Last year's proposal by Follow This called for the company to set emissions reduction targets. ConocoPhillips set targets following the 2021 vote for Scope 1 emissions, which are emissions from its own operations, and Scope 2 emissions, which are emissions linked to the purchase of electricity, heat and cooling, but the company did not set Scope 3 targets. Scope 3 covers emissions from the use or consumption of a company's products and other indirect emissions from the company's value chain.

Follow This blamed the lower vote for the recent proposal on its specific nature, which moved the goal line from a general emissions reduction to Paris-compliant goals. The activists also said the oil company's investor base may have fewer climate-conscious shareholders because of disinvestment and said Conoco may have succeeded in convincing shareholders that exploration and production companies, or E&Ps, should not be subject to Scope 3 emissions goals.

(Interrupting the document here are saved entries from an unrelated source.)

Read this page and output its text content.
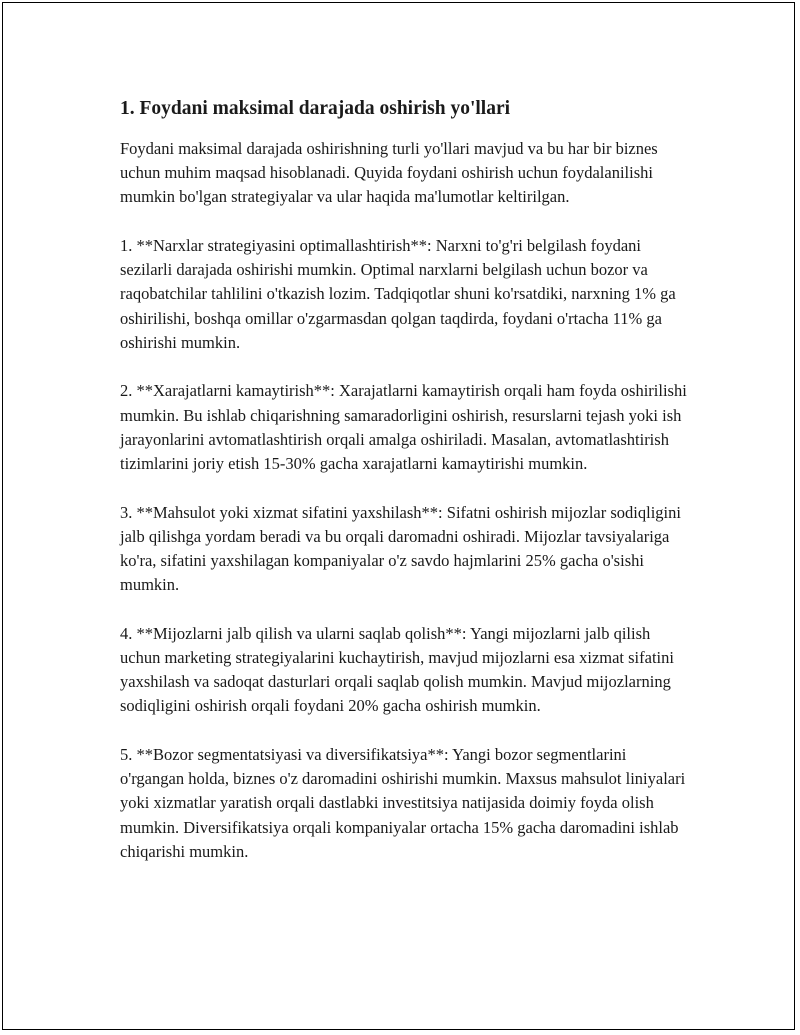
1. Foydani maksimal darajada oshirish yo'llari

Foydani maksimal darajada oshirishning turli yo'llari mavjud va bu har bir biznes uchun muhim maqsad hisoblanadi. Quyida foydani oshirish uchun foydalanilishi mumkin bo'lgan strategiyalar va ular haqida ma'lumotlar keltirilgan.

1. **Narxlar strategiyasini optimallashtirish**: Narxni to'g'ri belgilash foydani sezilarli darajada oshirishi mumkin. Optimal narxlarni belgilash uchun bozor va raqobatchilar tahlilini o'tkazish lozim. Tadqiqotlar shuni ko'rsatdiki, narxning 1% ga oshirilishi, boshqa omillar o'zgarmasdan qolgan taqdirda, foydani o'rtacha 11% ga oshirishi mumkin.

2. **Xarajatlarni kamaytirish**: Xarajatlarni kamaytirish orqali ham foyda oshirilishi mumkin. Bu ishlab chiqarishning samaradorligini oshirish, resurslarni tejash yoki ish jarayonlarini avtomatlashtirish orqali amalga oshiriladi. Masalan, avtomatlashtirish tizimlarini joriy etish 15-30% gacha xarajatlarni kamaytirishi mumkin.

3. **Mahsulot yoki xizmat sifatini yaxshilash**: Sifatni oshirish mijozlar sodiqligini jalb qilishga yordam beradi va bu orqali daromadni oshiradi. Mijozlar tavsiyalariga ko'ra, sifatini yaxshilagan kompaniyalar o'z savdo hajmlarini 25% gacha o'sishi mumkin.

4. **Mijozlarni jalb qilish va ularni saqlab qolish**: Yangi mijozlarni jalb qilish uchun marketing strategiyalarini kuchaytirish, mavjud mijozlarni esa xizmat sifatini yaxshilash va sadoqat dasturlari orqali saqlab qolish mumkin. Mavjud mijozlarning sodiqligini oshirish orqali foydani 20% gacha oshirish mumkin.

5. **Bozor segmentatsiyasi va diversifikatsiya**: Yangi bozor segmentlarini o'rgangan holda, biznes o'z daromadini oshirishi mumkin. Maxsus mahsulot liniyalari yoki xizmatlar yaratish orqali dastlabki investitsiya natijasida doimiy foyda olish mumkin. Diversifikatsiya orqali kompaniyalar ortacha 15% gacha daromadini ishlab chiqarishi mumkin.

The companies that make up the upstream U.S. oil and gas industry are almost unanimous in their stance that regulatory and fiscal moves are critical to lowering carbon emissions. The sector endorses a carbon tax to make consumers pay for their carbon emissions, not the manufacturer.

In contrast, almost all European and Canadian producers have pledged to achieve net-zero emissions across all scopes by 2050.

"A significant 39% of shareholders urges ConocoPhillips to set meaningful targets for all emissions," Follow This founder Mark van Baal said in a statement. "Without a target to decrease the emissions of its products (Scope 3) Conoco is further from Paris-alignment than any oil major, except [Exxon Mobil Corp.]."

"While we recognize many stockholders are concerned about Scope 3 end-use emissions, the vote supports our view that setting a Scope 3 target is not the right solution for an E&P company with transition-oriented portfolio and production," ConocoPhillips spokesperson Dennis Nuss said in an email.